Is it safe?

To answer that question, we need to first define what "Safe" actually is.

There are many definitions and standards for something to be safe, based on a country's regulations, cultural beliefs and personal preferences.

There are many substances and activities that are poisonous and directly damage our bodies, with no actual benefit, and still millions of people either consider them safe, or still engage with them with the acceptance of risks. Things such as: Alcohol, sugar, fast food, smoking, solar beds, sun exposure for too long, and etc. 

Now that we understand, safety is subjective, we at Beautibeam, define something safe, as something that does not impose any extra risk than other day-to-day activates that 90% of the population engage with on a regular basis.

So in this case, because Beautibeam uses an Ultra-violet/ Blue light LED, we'd compare the safety to natural exposure to the sun, on a regular sunny day.

The light, as a form of energy or matter (scientists haven't decided on which one is the right answer), has a spectrum of wave lengths. The lights with the wavelength of 400 nano meter up to 700 nano meter, we call the visible light. One range below the visible light is called ultra violet, and one range above visible light is called inferred. The shorter the wavelengths of a light radiation is, the more powerful it will be. Now what is the ultra violet light, also known as UV?

Ultra violet lights, range from 100nm up to 400nm which a quite wide range, it will break down to 3 categories: UVA (315-400 nm) UVB (280-315 nm) UVC (100-280 nm). When we talk about UV, it's crucial to be specific about which type of UV we're talking about. UVC is the strongest form UV which naturally is blocked by the earth atmosphere and doesn't reach us, UVB is weaker than UVC and it's associated with sun burn and skin cancer, and UVA is the weakest form UV, and it's associated with skin pigmentation.
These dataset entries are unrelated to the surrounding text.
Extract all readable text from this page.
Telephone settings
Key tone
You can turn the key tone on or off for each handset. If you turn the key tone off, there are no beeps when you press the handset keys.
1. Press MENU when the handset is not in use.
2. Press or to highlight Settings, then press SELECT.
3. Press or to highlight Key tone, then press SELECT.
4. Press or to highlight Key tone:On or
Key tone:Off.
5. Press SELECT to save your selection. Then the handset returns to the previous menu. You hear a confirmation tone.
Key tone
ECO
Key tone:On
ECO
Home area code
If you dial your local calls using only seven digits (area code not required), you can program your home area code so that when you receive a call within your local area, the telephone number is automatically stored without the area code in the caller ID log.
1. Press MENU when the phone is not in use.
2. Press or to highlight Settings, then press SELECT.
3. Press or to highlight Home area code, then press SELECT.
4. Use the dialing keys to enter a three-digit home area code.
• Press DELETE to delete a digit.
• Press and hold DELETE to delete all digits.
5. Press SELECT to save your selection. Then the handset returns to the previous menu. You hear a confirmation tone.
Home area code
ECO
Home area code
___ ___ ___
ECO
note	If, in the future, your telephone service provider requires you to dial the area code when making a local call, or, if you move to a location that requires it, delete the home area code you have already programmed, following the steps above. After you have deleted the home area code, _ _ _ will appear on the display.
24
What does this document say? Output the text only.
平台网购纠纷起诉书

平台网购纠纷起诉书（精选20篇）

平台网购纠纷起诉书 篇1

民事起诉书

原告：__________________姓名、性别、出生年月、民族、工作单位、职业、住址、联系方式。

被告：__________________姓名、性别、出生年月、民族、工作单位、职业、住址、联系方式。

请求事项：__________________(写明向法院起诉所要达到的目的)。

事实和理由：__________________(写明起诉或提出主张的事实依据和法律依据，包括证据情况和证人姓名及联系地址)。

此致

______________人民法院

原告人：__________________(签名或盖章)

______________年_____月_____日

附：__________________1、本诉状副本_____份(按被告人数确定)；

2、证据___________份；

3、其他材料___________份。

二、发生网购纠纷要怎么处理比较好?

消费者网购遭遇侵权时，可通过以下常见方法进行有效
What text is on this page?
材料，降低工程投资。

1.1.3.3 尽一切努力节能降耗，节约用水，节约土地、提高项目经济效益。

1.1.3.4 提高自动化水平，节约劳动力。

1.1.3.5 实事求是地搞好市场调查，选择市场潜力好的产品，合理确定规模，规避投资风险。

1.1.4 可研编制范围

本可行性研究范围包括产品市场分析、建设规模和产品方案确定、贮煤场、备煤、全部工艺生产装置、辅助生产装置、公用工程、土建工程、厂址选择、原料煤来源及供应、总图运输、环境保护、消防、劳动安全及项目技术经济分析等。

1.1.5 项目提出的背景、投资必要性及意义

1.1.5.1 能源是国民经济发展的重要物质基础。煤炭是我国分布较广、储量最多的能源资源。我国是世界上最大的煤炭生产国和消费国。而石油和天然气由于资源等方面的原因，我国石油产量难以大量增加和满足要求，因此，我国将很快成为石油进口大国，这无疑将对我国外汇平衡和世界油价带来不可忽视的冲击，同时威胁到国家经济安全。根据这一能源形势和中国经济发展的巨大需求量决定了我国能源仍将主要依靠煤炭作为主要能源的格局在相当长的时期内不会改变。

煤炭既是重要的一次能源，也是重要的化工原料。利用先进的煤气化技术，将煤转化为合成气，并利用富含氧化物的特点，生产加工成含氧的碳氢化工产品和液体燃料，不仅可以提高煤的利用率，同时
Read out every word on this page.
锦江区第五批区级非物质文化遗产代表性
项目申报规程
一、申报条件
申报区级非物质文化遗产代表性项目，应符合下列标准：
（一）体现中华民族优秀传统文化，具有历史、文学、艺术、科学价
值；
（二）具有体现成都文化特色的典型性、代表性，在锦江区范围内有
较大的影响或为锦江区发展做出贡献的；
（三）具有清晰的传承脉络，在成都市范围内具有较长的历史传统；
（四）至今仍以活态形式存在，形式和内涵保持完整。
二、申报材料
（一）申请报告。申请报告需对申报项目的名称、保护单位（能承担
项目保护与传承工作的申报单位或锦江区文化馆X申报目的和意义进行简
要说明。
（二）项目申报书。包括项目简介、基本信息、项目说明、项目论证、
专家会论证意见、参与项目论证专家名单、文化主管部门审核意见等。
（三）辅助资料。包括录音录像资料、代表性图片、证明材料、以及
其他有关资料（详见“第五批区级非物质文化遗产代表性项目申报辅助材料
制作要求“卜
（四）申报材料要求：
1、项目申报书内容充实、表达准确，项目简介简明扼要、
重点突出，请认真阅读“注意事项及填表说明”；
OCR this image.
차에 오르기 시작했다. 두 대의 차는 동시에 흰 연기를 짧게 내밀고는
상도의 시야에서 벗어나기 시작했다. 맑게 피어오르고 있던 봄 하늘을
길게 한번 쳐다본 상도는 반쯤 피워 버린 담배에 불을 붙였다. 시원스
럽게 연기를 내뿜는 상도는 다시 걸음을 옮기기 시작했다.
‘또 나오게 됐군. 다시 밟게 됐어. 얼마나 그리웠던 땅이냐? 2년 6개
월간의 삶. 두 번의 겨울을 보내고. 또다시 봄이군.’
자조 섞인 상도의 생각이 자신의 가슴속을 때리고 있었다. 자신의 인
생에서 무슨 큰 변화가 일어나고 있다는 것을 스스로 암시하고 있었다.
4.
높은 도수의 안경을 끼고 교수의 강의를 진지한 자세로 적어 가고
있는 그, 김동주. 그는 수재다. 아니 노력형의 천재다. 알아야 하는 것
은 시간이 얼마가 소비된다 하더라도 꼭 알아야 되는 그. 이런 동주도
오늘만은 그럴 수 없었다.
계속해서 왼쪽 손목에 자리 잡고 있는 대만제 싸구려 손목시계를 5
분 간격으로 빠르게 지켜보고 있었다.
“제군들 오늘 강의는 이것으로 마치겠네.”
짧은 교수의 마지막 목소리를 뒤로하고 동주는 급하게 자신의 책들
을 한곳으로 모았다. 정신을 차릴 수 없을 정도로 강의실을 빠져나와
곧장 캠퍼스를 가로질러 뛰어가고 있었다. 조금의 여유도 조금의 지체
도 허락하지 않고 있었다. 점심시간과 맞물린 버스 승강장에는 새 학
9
What Beautibeam uses is a specific wave length of UVA, which is 395 nm, which is the weakest form of UV light, and it's almost blue light. For the reference, solar beds usually use a 365 nm wavelength, with typical 200W lamps. Which people usually need to use for 8-20 minutes straight for 3-5 sessions to be able to see visible results. What Beautibeam uses is 5 watt LED with 395nm wavelength, for only 2-3 seconds, then with an average gap of 3 seconds, for a maximum number of 240 seconds. Tho that the total exposure might be around 240 seconds, but because the gaps in between, it dramatically reduces the impact of the light on the skin.

To put things into perspective Lumina pro's impact during a full set lash appointment is 400 times less than a 10 minute tanning session, and 40 times less than a 10 minute direct exposure to sun. The FDA has approved the use of 395nm UV light for germicidal purposes. It also says that using UV lights below 400nm (the visible spectrum) does not pose a risk to humans. 

Health experts advise 10 minutes of daily low angle sunlight exposure for many health benefits, one of them being the aide in production of vitamin D.